The work was to write a prompt that classified errors based on the input. The request was reasonable. The data was not. No prompt, however carefully tuned, was going to read three different shapes from one column and consistently extract the same kind of feature. The model wasn’t failing. It was being asked to do a job the schema had made impossible.

A two-day migration to split the column into typed fields produced a bigger accuracy gain than a week of prompt iteration would have. The hard part of LLM-powered features is almost never the prompt. It is the data the prompt is asked to read

The lever you can actually pull

Most teams that complain their model isn’t following instructions have not opened a single sample of the data they are asking it to read. They have read the prompt fifty times. They have not looked at five rows of the raw input. (Anyone who has worked on LLM-powered features long enough has done this. So has every engineer they know.) The shape of the problem reveals itself in the data, not in the prompt log.

To be fair, prompt choice does matter at the margins. With a clean schema, the difference between a sloppy prompt and a careful one is real. And small teams without ML backgrounds reasonably reach for prompts first because that is the lever they understand. None of this is wrong. It just isn’t where the gain lives.
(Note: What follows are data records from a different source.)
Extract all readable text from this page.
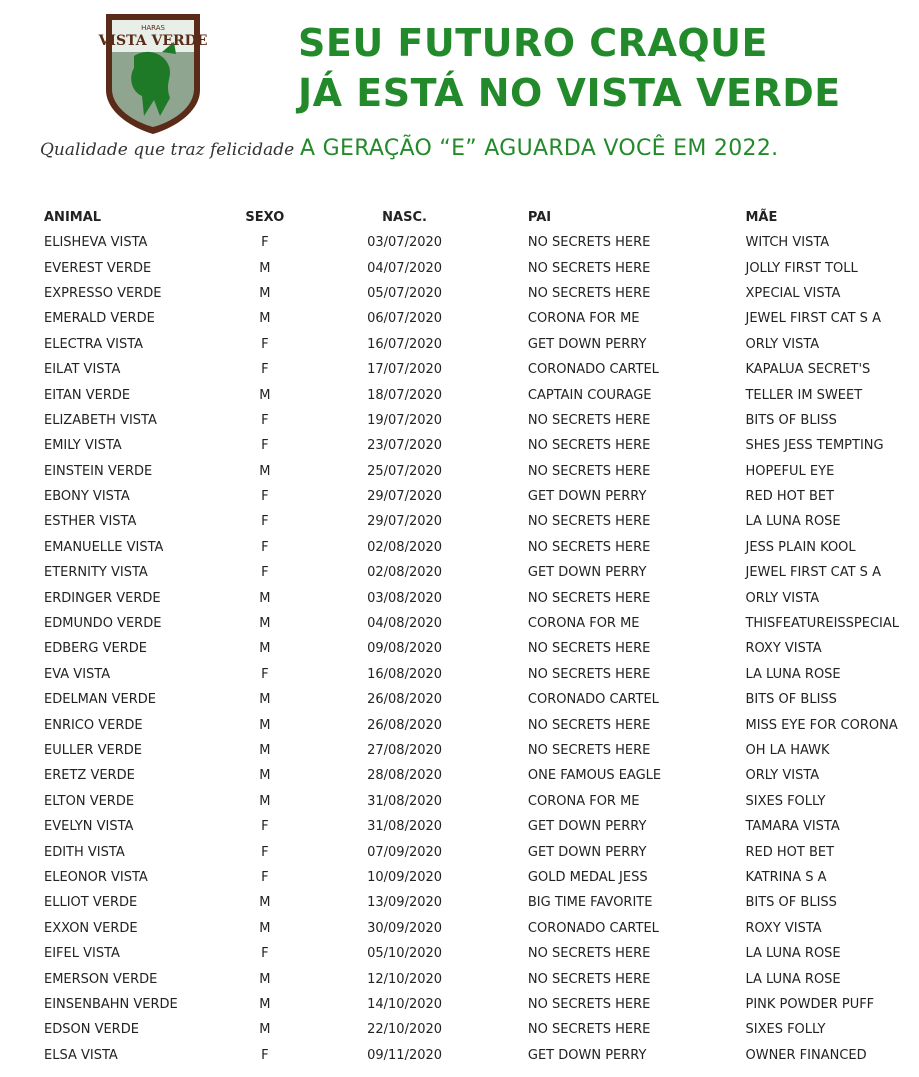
HARAS
VISTA VERDE
Qualidade que traz felicidade
SEU FUTURO CRAQUE
JÁ ESTÁ NO VISTA VERDE
A GERAÇÃO “E” AGUARDA VOCÊ EM 2022.
ANIMAL	SEXO	NASC.	PAI	MÃE
ELISHEVA VISTA	F	03/07/2020	NO SECRETS HERE	WITCH VISTA
EVEREST VERDE	M	04/07/2020	NO SECRETS HERE	JOLLY FIRST TOLL
EXPRESSO VERDE	M	05/07/2020	NO SECRETS HERE	XPECIAL VISTA
EMERALD VERDE	M	06/07/2020	CORONA FOR ME	JEWEL FIRST CAT S A
ELECTRA VISTA	F	16/07/2020	GET DOWN PERRY	ORLY VISTA
EILAT VISTA	F	17/07/2020	CORONADO CARTEL	KAPALUA SECRET'S
EITAN VERDE	M	18/07/2020	CAPTAIN COURAGE	TELLER IM SWEET
ELIZABETH VISTA	F	19/07/2020	NO SECRETS HERE	BITS OF BLISS
EMILY VISTA	F	23/07/2020	NO SECRETS HERE	SHES JESS TEMPTING
EINSTEIN VERDE	M	25/07/2020	NO SECRETS HERE	HOPEFUL EYE
EBONY VISTA	F	29/07/2020	GET DOWN PERRY	RED HOT BET
ESTHER VISTA	F	29/07/2020	NO SECRETS HERE	LA LUNA ROSE
EMANUELLE VISTA	F	02/08/2020	NO SECRETS HERE	JESS PLAIN KOOL
ETERNITY VISTA	F	02/08/2020	GET DOWN PERRY	JEWEL FIRST CAT S A
ERDINGER VERDE	M	03/08/2020	NO SECRETS HERE	ORLY VISTA
EDMUNDO VERDE	M	04/08/2020	CORONA FOR ME	THISFEATUREISSPECIAL
EDBERG VERDE	M	09/08/2020	NO SECRETS HERE	ROXY VISTA
EVA VISTA	F	16/08/2020	NO SECRETS HERE	LA LUNA ROSE
EDELMAN VERDE	M	26/08/2020	CORONADO CARTEL	BITS OF BLISS
ENRICO VERDE	M	26/08/2020	NO SECRETS HERE	MISS EYE FOR CORONA
EULLER VERDE	M	27/08/2020	NO SECRETS HERE	OH LA HAWK
ERETZ VERDE	M	28/08/2020	ONE FAMOUS EAGLE	ORLY VISTA
ELTON VERDE	M	31/08/2020	CORONA FOR ME	SIXES FOLLY
EVELYN VISTA	F	31/08/2020	GET DOWN PERRY	TAMARA VISTA
EDITH VISTA	F	07/09/2020	GET DOWN PERRY	RED HOT BET
ELEONOR VISTA	F	10/09/2020	GOLD MEDAL JESS	KATRINA S A
ELLIOT VERDE	M	13/09/2020	BIG TIME FAVORITE	BITS OF BLISS
EXXON VERDE	M	30/09/2020	CORONADO CARTEL	ROXY VISTA
EIFEL VISTA	F	05/10/2020	NO SECRETS HERE	LA LUNA ROSE
EMERSON VERDE	M	12/10/2020	NO SECRETS HERE	LA LUNA ROSE
EINSENBAHN VERDE	M	14/10/2020	NO SECRETS HERE	PINK POWDER PUFF
EDSON VERDE	M	22/10/2020	NO SECRETS HERE	SIXES FOLLY
ELSA VISTA	F	09/11/2020	GET DOWN PERRY	OWNER FINANCED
The gain lives in the schema. In the rename of an overloaded column. In the discriminator field nobody added because the original developer didn’t know the data would later be read by an LLM. In the migration that should have happened last quarter.

Walk into the prop room

The director can rehearse all night. If the prop master is handing out the wrong objects, the play does not improve. Send the director home for the evening. Walk into the prop room. Look at what is actually on the shelves. That is where the show gets fixed.

Plenty of practitioners have spent afternoons rewriting prompts that should have been afternoons of writing migrations. The model was always going to be fine. The schema was the show.